I painted this picture today that made me feel completely overwhelmed. It brings up all these emotions around sexuality, and passion, and this energy and power I am supposed to have as a woman. Standing in these energy spaces do not make me feel strong and empowered, they make me feel overwhelmed and exhausted.
Suddenly I felt that flash of passion rise in me, it was frustration and resentment.
I sit in these women’s circles and allow myself to wear certain social labels such as feminist, and the energy behind all of it is a celebration of womanhood. That is just not my experience though, not completely at least. There is an “AND” there.
I am proud to be a woman AND I believe women are powerful AND I feel overwhelmed by my experiences as a woman.
My truth is that womanhood is not something that I stepped into, there was no sacred, beautiful right-of-passage. For me it felt like womanhood/becoming a woman was something that happened to me.
Before I even had the opportunity to process the fact that my body was changing the boys around me were taking notice.

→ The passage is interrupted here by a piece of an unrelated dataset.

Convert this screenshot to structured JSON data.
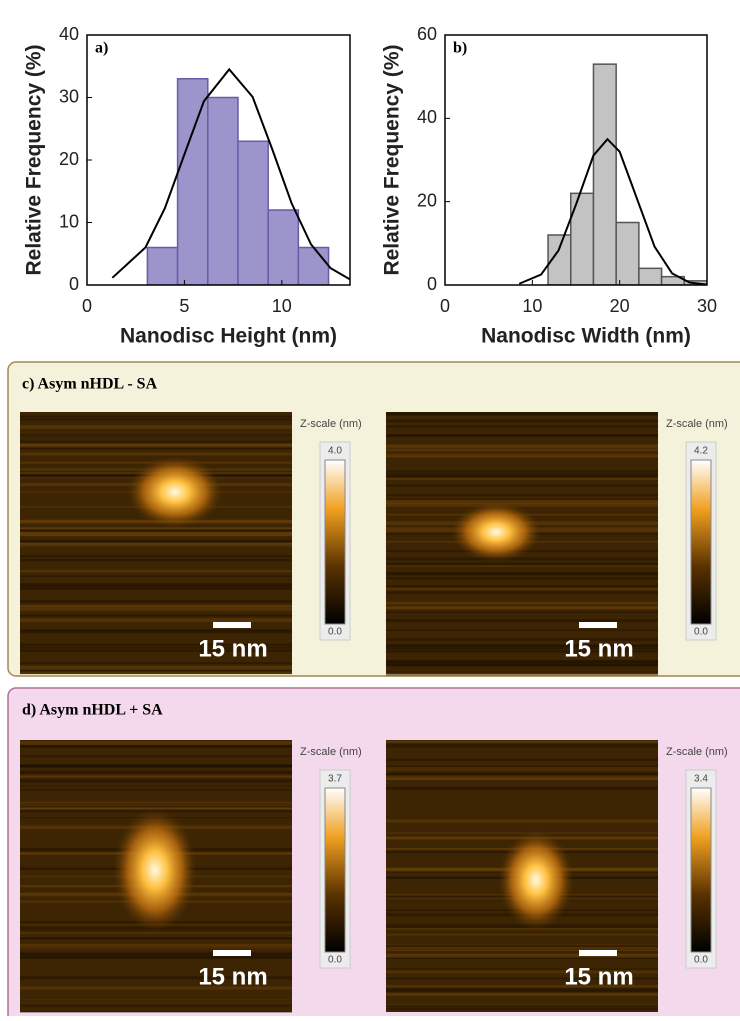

I never got to experience these changes and try to understand my new self before I was being grabbed at and taken from verbally, physically, and energetically.
I think of the idea behind the Red Tent, it was a place of sanctuary where women could take counsel with one another and celebrate their magic and be free from the shackles of womanhood placed upon them by society during their sacred cycle.
I grieve for the time I was not given. I grieve for the space that was never there. I grieve for all the parts of myself who have never gotten to call my body home. I feel like a child that has been trying to play catch up in a land of women.
I am tired of running, I am tired of having no where to call home. I am tired of being tired. I am just so breathlessly exhausted.